There is also the privacy dimension. When data does not leave the building, no third party logs it, no third party trains on it, no third party can be subpoenaed for it. For creators experimenting with personal aesthetic, that matters. The prompt is the thought. The output is the dream. Neither should be a record in someone else's compliance database.

4. The Reliability Problem: Noisy Neighbors Are Real

Shared cloud GPUs are virtualized abstractions on top of physical hardware. Your "dedicated" instance is dedicated only to the slicing the provider has decided to expose. Performance variance from noisy neighbors is real, measurable, and usually invisible until your tail latency starts misbehaving for no apparent reason.

On bare metal, my P99 looks like my P50 plus a small constant. There is no other tenant. There is no hypervisor scheduling jitter. There is no oversubscribed PCIe lane. The card draws what it draws, finishes when it finishes, and the only variance is the variance I designed into the workload. Reliability under load is not a feature you buy — it is a property that emerges when you stop sharing.

5. The 7x RTX 5090 Architecture, Briefly

The cluster is split across five physical machines.
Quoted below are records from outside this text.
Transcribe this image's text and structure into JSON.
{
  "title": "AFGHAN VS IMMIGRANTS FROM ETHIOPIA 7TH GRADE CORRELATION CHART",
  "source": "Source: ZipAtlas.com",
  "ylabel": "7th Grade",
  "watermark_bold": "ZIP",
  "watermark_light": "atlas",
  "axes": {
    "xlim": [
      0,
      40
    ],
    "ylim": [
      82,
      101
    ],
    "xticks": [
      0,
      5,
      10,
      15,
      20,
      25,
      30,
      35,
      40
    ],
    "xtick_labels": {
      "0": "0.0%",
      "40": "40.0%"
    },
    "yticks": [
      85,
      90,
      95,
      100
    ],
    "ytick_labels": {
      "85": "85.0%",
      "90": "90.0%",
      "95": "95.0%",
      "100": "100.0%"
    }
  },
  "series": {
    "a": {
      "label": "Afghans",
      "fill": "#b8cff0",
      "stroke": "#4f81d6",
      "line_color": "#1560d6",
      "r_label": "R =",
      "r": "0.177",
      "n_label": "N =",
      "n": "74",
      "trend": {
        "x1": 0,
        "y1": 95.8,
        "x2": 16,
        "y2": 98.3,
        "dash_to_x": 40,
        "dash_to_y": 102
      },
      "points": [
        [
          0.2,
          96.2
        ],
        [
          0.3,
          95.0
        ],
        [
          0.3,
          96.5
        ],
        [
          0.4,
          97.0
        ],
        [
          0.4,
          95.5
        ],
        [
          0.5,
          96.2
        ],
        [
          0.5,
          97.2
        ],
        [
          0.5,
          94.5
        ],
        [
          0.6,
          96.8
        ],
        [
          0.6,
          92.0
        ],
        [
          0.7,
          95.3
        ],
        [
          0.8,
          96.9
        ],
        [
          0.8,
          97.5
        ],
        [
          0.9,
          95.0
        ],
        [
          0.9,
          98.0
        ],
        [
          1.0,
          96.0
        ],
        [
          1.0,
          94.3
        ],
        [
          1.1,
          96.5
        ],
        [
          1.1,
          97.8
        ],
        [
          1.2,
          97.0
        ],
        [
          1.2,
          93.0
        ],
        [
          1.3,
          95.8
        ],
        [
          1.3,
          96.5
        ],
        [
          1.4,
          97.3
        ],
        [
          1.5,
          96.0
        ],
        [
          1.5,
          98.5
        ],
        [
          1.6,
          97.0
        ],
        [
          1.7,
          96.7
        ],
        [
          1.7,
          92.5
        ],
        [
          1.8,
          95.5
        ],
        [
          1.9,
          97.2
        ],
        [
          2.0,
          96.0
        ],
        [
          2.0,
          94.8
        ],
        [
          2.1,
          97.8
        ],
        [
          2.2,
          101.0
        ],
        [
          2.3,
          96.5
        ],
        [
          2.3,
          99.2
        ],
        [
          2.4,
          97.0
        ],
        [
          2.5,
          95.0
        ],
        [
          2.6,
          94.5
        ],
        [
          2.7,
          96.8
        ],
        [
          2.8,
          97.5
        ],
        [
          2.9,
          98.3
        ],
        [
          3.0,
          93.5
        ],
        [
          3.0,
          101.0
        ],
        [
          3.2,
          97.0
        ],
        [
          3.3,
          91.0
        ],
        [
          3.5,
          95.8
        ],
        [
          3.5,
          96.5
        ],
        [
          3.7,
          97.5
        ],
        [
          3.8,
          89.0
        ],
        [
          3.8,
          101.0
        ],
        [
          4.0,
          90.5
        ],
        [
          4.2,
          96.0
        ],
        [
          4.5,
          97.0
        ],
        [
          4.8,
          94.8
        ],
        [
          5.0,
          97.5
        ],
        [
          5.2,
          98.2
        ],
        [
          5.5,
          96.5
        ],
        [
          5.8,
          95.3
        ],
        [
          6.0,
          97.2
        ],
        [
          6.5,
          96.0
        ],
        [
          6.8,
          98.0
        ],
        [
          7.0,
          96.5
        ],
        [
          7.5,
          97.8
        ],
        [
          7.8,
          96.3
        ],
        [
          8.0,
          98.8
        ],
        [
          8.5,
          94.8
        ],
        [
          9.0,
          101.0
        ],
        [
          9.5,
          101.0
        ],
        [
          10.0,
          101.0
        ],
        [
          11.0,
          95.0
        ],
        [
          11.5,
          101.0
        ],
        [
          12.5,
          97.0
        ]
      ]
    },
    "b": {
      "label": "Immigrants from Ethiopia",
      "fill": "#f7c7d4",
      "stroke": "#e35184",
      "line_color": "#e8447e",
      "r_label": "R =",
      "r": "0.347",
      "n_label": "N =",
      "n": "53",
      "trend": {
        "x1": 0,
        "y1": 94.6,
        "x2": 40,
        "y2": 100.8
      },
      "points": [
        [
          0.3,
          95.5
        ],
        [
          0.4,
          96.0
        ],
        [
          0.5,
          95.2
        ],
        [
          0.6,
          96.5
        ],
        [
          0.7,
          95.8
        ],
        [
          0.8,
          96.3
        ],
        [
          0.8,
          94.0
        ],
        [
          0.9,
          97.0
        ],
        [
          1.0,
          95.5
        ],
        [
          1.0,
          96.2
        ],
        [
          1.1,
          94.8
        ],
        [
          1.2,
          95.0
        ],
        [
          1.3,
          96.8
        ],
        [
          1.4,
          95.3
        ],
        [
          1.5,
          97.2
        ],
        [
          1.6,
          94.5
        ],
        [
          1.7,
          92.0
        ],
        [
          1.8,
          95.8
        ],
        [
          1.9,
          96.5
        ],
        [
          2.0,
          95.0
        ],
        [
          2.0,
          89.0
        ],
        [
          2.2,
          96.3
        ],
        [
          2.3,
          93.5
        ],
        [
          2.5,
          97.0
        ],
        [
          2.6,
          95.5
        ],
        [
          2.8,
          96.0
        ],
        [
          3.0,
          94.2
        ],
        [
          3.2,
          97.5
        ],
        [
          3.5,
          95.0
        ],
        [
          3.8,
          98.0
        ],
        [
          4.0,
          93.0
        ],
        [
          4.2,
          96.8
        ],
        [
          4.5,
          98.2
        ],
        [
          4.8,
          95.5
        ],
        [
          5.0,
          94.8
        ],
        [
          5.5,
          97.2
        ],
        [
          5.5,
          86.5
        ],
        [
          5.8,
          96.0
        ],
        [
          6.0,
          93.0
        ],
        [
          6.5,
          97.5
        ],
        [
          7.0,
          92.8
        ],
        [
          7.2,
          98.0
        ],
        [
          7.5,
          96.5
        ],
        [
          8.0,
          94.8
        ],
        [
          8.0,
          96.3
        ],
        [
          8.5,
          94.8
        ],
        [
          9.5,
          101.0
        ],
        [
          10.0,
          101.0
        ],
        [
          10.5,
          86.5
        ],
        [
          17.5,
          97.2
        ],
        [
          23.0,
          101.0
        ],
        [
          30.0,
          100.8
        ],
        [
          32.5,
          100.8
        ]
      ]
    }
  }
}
Each carries one or more RTX 5090s. The dispatcher is a Flask process that holds a per-model queue and routes incoming jobs to whichever worker has the right model warm. Hot models live in VRAM permanently. Cold models swap in on first request and stay resident.
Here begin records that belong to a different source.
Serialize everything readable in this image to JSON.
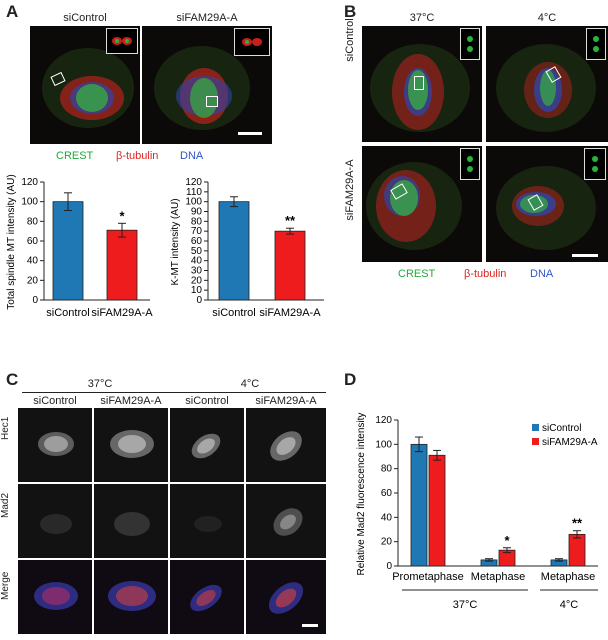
{
  "panels": {
    "a": "A",
    "b": "B",
    "c": "C",
    "d": "D"
  },
  "panel_a": {
    "col_labels": [
      "siControl",
      "siFAM29A-A"
    ],
    "legend": {
      "crest": "CREST",
      "tubulin": "β-tubulin",
      "dna": "DNA"
    },
    "colors": {
      "crest": "#1faa3a",
      "tubulin": "#e0231f",
      "dna": "#2f55c8"
    }
  },
  "panel_b": {
    "col_labels": [
      "37°C",
      "4°C"
    ],
    "row_labels": [
      "siControl",
      "siFAM29A-A"
    ],
    "legend": {
      "crest": "CREST",
      "tubulin": "β-tubulin",
      "dna": "DNA"
    }
  },
  "panel_c": {
    "group_labels": [
      "37°C",
      "4°C"
    ],
    "col_labels": [
      "siControl",
      "siFAM29A-A",
      "siControl",
      "siFAM29A-A"
    ],
    "row_labels": [
      "Hec1",
      "Mad2",
      "Merge"
    ]
  },
  "chart_data": [
    {
      "type": "bar",
      "ylabel": "Total spindle MT intensity (AU)",
      "categories": [
        "siControl",
        "siFAM29A-A"
      ],
      "values": [
        100,
        71
      ],
      "errors": [
        9,
        7
      ],
      "significance": [
        "",
        "*"
      ],
      "ylim": [
        0,
        120
      ],
      "yticks": [
        "0",
        "20",
        "40",
        "60",
        "80",
        "100",
        "120"
      ],
      "colors": [
        "#1f77b4",
        "#ee1c1c"
      ]
    },
    {
      "type": "bar",
      "ylabel": "K-MT intensity (AU)",
      "categories": [
        "siControl",
        "siFAM29A-A"
      ],
      "values": [
        100,
        70
      ],
      "errors": [
        5,
        3
      ],
      "significance": [
        "",
        "**"
      ],
      "ylim": [
        0,
        120
      ],
      "yticks": [
        "0",
        "10",
        "20",
        "30",
        "40",
        "50",
        "60",
        "70",
        "80",
        "90",
        "100",
        "110",
        "120"
      ],
      "colors": [
        "#1f77b4",
        "#ee1c1c"
      ]
    },
    {
      "type": "bar",
      "ylabel": "Relative Mad2 fluorescence intensity",
      "categories": [
        "Prometaphase",
        "Metaphase",
        "Metaphase"
      ],
      "groups": [
        "37°C",
        "4°C"
      ],
      "series": [
        {
          "name": "siControl",
          "values": [
            100,
            5,
            5
          ],
          "errors": [
            6,
            1,
            1
          ],
          "color": "#1f77b4"
        },
        {
          "name": "siFAM29A-A",
          "values": [
            91,
            13,
            26
          ],
          "errors": [
            4,
            2,
            3
          ],
          "color": "#ee1c1c"
        }
      ],
      "significance": [
        "",
        "*",
        "**"
      ],
      "ylim": [
        0,
        120
      ],
      "yticks": [
        "0",
        "20",
        "40",
        "60",
        "80",
        "100",
        "120"
      ]
    }
  ]
}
224GB of total VRAM is enough to keep the entire production stack — image generation, video generation, prompt enhancement, safety classification, and a small chat model — resident at the same time. No swapping. No cold starts. No "spinning up an instance." When a creator hits generate, the model is already loaded, the GPU is already warm, and the only latency is inference itself.

The full architecture is described in how ZSky AI runs on 7x RTX 5090s. The short version: it is boring, it is reliable, and it is paid off.
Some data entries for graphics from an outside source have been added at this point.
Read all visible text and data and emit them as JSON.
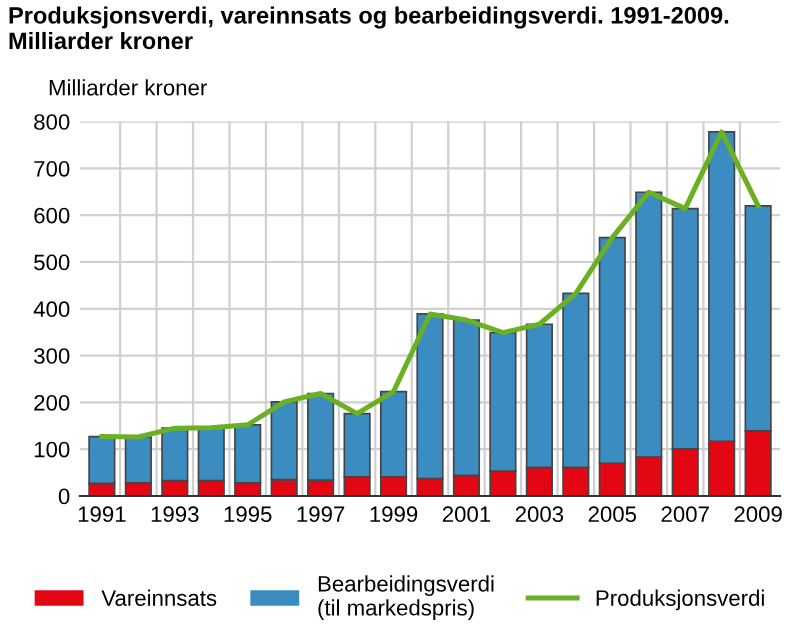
{
  "chart_data": {
    "type": "bar",
    "stacked": true,
    "title": "Produksjonsverdi, vareinnsats og bearbeidingsverdi. 1991-2009.\nMilliarder kroner",
    "ylabel": "Milliarder kroner",
    "categories": [
      "1991",
      null,
      "1993",
      null,
      "1995",
      null,
      "1997",
      null,
      "1999",
      null,
      "2001",
      null,
      "2003",
      null,
      "2005",
      null,
      "2007",
      null,
      "2009"
    ],
    "series": [
      {
        "name": "Vareinnsats",
        "color": "#e30613",
        "values": [
          27,
          28,
          33,
          33,
          28,
          35,
          34,
          41,
          41,
          37,
          44,
          53,
          61,
          61,
          70,
          83,
          101,
          117,
          139
        ]
      },
      {
        "name": "Bearbeidingsverdi\n(til markedspris)",
        "color": "#3a8cc1",
        "values": [
          100,
          98,
          112,
          113,
          124,
          166,
          185,
          135,
          182,
          352,
          332,
          296,
          306,
          372,
          482,
          566,
          513,
          661,
          481
        ]
      },
      {
        "name": "Produksjonsverdi",
        "type": "line",
        "color": "#6ab023",
        "values": [
          127,
          126,
          145,
          146,
          152,
          201,
          219,
          176,
          223,
          389,
          376,
          349,
          367,
          433,
          552,
          649,
          614,
          778,
          620
        ]
      }
    ],
    "ylim": [
      0,
      800
    ],
    "yticks": [
      0,
      100,
      200,
      300,
      400,
      500,
      600,
      700,
      800
    ],
    "grid": true,
    "legend": "bottom"
  }
}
6. Free Is Not a Marketing Strategy — It Is a Cost Structure

Most "free" AI tools in 2026 are not free. They are subsidized. The subsidy comes from a venture round that has not yet run out. The user pays nothing because someone else is paying everything, and that someone has a fiduciary duty that does not include keeping the product free.

The pattern is predictable. Year one: free, sometimes generous. Year two: usage limits appear. Year three: a paywall, a price hike, or a quiet pivot to enterprise. By year four the original users are gone and the product is something else. The "free" was never a product decision. It was a customer acquisition line item that expired on schedule.

Self-hosting plus a community-funded ad model is the only structure I have found where "free" can stay free without lying about it.

ZSky AI does not need a runway. The infrastructure is amortized. The ad model covers ongoing costs. There is no investor expecting a 10x return that forces a paywall in 18 months. The economics close on themselves. That is the only configuration in which a creative AI tool can promise to stay free and actually mean it.

7. When Cloud Still Wins

This is not an argument that cloud is wrong. Cloud is correct for unpredictable burst traffic, for genuinely global low-latency inference, for early teams trying to find product-market fit on someone else's runway, and for workloads where the model changes every week and capital expenditure does not make sense.

Cloud is wrong when you have steady, high-volume inference, a known model footprint, and a unit economics problem that decides whether the product survives. That is most consumer AI right now. Most consumer AI is therefore on the wrong side of this trade.

8. The Manifesto, Compressed

I built this on the conviction that creators deserve tools that will still exist in five years, owned by people whose interests align with theirs. The 7x RTX 5090 cluster is the physical expression of that conviction. The room is small. The hum is constant. The bill is paid. The product is free. That is the entire argument.

If you are building anything in AI right now and the economics will not close without a fresh round next year, the model is wrong. Find the version of your product that survives without a subsidy. The cluster will be waiting.